PANEL 4 - AUTHORSHIP IN/OF AI ANIMATION
05/06 SRI 15:55-16:25 KIC

The use of virtual techniques called Artificial Intelligence is spreading due to the increased generative potential of computerized systems and connective applications. Its use is observed at different levels, from the medical field to the administrative one, in the financial and economic system and also in the artistic one. The man-machine relationship has been investigated in literature by many authors, and we will mention one example, Alfred Jarry and his famous Supermale. Even animated films have not escaped this operation, and its consequent production. In my opinion, not all artisanal works are to be considered artistic just because they are made manually on ‘analogue’ support; and the opposite is not true either, not all experimentalism that pursues technological innovations will necessarily produce interesting results, classifiable in an artistic context. I would like to analyse some animated short films made with AI that I encountered during the selection process for the Piccolo Festival dell’Animazione: Igor Imhoff’s videoclip Oblivion, Carlo Fusani for TARM’s videoclip La sola concreta realtà, Reinhold Bidner’s Internet Gaga, and Bruit Rose by Ulysse Lefort, Martin Wiklund, Arthur Lemaître. They are very different films, among these Bidner's one is the most ironic and comical, while the others follow the visions expanded by this generative system. Evidently, there are some cognitive limits of ours related to the achieved results. Our perceptive abilities, those linked to our senses and our brain synapses, are differently hardwired compared to the sophisticated and illusionistic potential of AI. But when guided by those who know well enough what goals the machine should achieve, the effect is that of a fascinating trip albeit a diabolical one at the same time. Perhaps these are the futuristic heralds of the psychedelic genre for films born from classic animated drawings, though lysergic and hypnotic, I can quote, for example, The Yellow Submarine. With AI, a threshold has certainly been crossed, and we are certainly not capable of competing with a machine, like Jarry's poor cyclist against a locomotive.

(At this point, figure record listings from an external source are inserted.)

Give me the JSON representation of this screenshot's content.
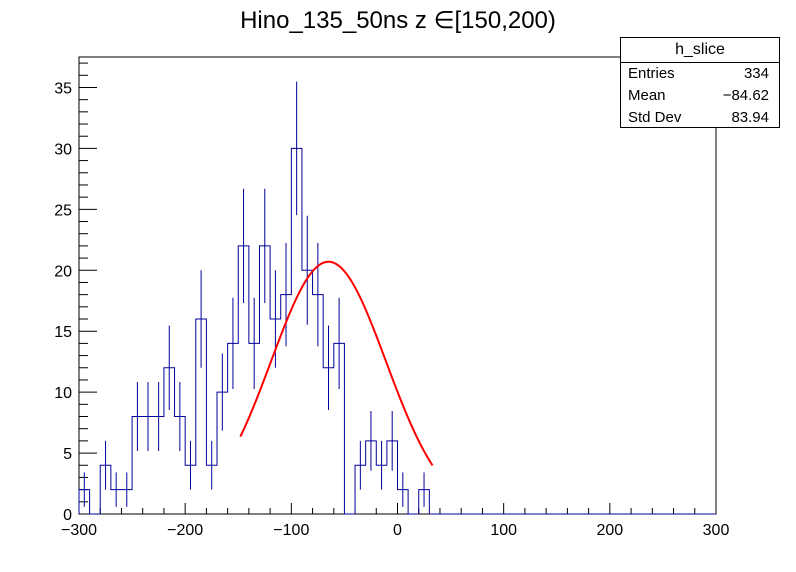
{
  "chart_data": {
    "type": "histogram",
    "title": "Hino_135_50ns z  ∈[150,200)",
    "xlabel": "",
    "ylabel": "",
    "xlim": [
      -300,
      300
    ],
    "ylim": [
      0,
      37.5
    ],
    "x_ticks": [
      -300,
      -200,
      -100,
      0,
      100,
      200,
      300
    ],
    "x_tick_labels": [
      "−300",
      "−200",
      "−100",
      "0",
      "100",
      "200",
      "300"
    ],
    "y_ticks": [
      0,
      5,
      10,
      15,
      20,
      25,
      30,
      35
    ],
    "y_tick_labels": [
      "0",
      "5",
      "10",
      "15",
      "20",
      "25",
      "30",
      "35"
    ],
    "grid": false,
    "bin_width": 10,
    "bin_edges_start": -300,
    "counts": [
      2,
      0,
      4,
      2,
      2,
      8,
      8,
      8,
      12,
      8,
      4,
      16,
      4,
      10,
      14,
      22,
      14,
      22,
      16,
      18,
      30,
      20,
      18,
      12,
      14,
      0,
      4,
      6,
      4,
      6,
      2,
      0,
      2,
      0,
      0,
      0,
      0,
      0,
      0,
      0,
      0,
      0,
      0,
      0,
      0,
      0,
      0,
      0,
      0,
      0,
      0,
      0,
      0,
      0,
      0,
      0,
      0,
      0,
      0,
      0
    ],
    "histogram_color": "#000099",
    "fit": {
      "type": "gauss",
      "color": "#ff0000",
      "amplitude": 20.7,
      "mean": -65,
      "sigma": 54,
      "range": [
        -148,
        33
      ]
    },
    "stats_box": {
      "name": "h_slice",
      "rows": [
        {
          "key": "Entries",
          "value": "334"
        },
        {
          "key": "Mean",
          "value": "−84.62"
        },
        {
          "key": "Std Dev",
          "value": "83.94"
        }
      ]
    }
  }
}
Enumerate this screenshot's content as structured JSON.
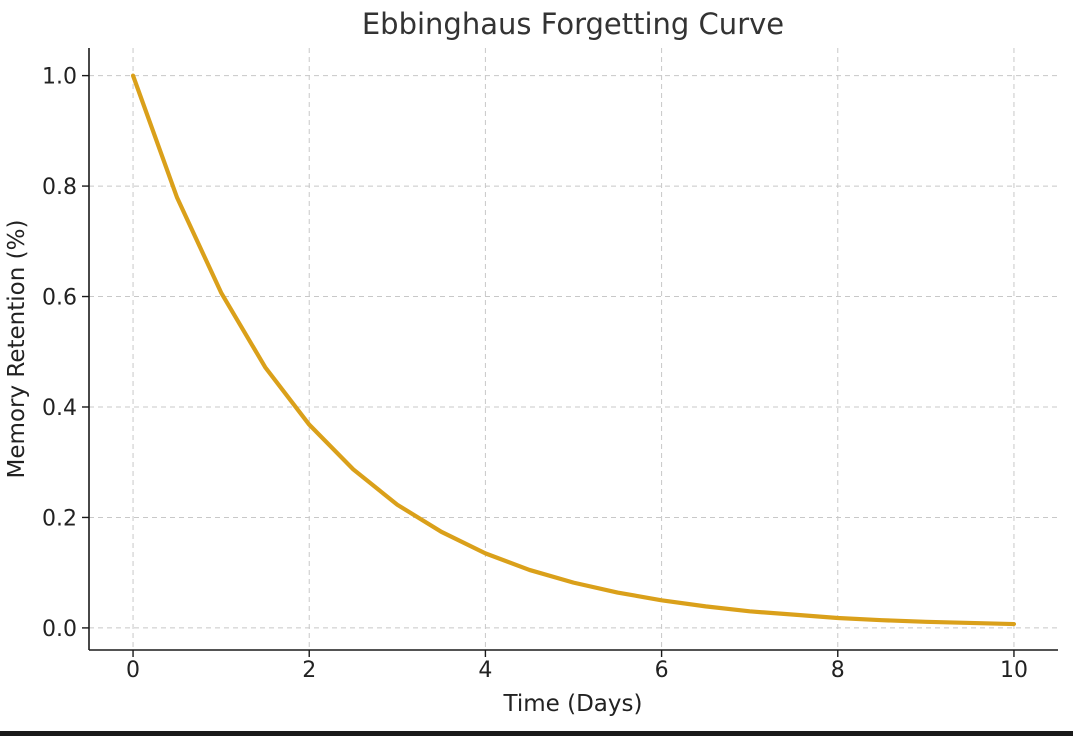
{
  "chart_data": {
    "type": "line",
    "title": "Ebbinghaus Forgetting Curve",
    "xlabel": "Time (Days)",
    "ylabel": "Memory Retention (%)",
    "xlim": [
      -0.5,
      10.5
    ],
    "ylim": [
      -0.04,
      1.05
    ],
    "x_ticks": [
      0,
      2,
      4,
      6,
      8,
      10
    ],
    "y_ticks": [
      0.0,
      0.2,
      0.4,
      0.6,
      0.8,
      1.0
    ],
    "x_tick_labels": [
      "0",
      "2",
      "4",
      "6",
      "8",
      "10"
    ],
    "y_tick_labels": [
      "0.0",
      "0.2",
      "0.4",
      "0.6",
      "0.8",
      "1.0"
    ],
    "grid": true,
    "legend": "none",
    "series": [
      {
        "color": "#DAA01A",
        "x": [
          0,
          0.5,
          1,
          1.5,
          2,
          2.5,
          3,
          3.5,
          4,
          4.5,
          5,
          5.5,
          6,
          6.5,
          7,
          7.5,
          8,
          8.5,
          9,
          9.5,
          10
        ],
        "y": [
          1.0,
          0.779,
          0.607,
          0.472,
          0.368,
          0.287,
          0.223,
          0.174,
          0.135,
          0.105,
          0.082,
          0.064,
          0.05,
          0.039,
          0.03,
          0.024,
          0.018,
          0.014,
          0.011,
          0.009,
          0.007
        ]
      }
    ]
  }
}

Paola Bristot (Aviano, Italy, 1961) graduated in 1985 in the field of Discipline Arti Musica Spettacolo and in 1991 she specialized in Art History at the University of Bologna. In 1995 she became professor of History and Languages of Contemporary Art at the Academy of Fine Arts of Venice and since 2020 she has been Professor in Centro Sperimentale di Cinematografia of Turin. As president of the Viva Comix Association she organizes many exhibitions related to comics, illustration, animation and visual arts. She has been the Artistic Director of the Piccolo Festival dell’Animazione since 2007. She curated the anthology Animazioni in 6 volumes (2010-19, Viva Comix, Ottomani, with A. Martignoni) where more than 100 short Italian films are collected. As Art Director, she produced the experimental film Re-cycling (Arte Video, Viva Comix 2014, and a new version in 2019). She is curator of the ‘studiovivacomix’ in Pordenone where she lives and works.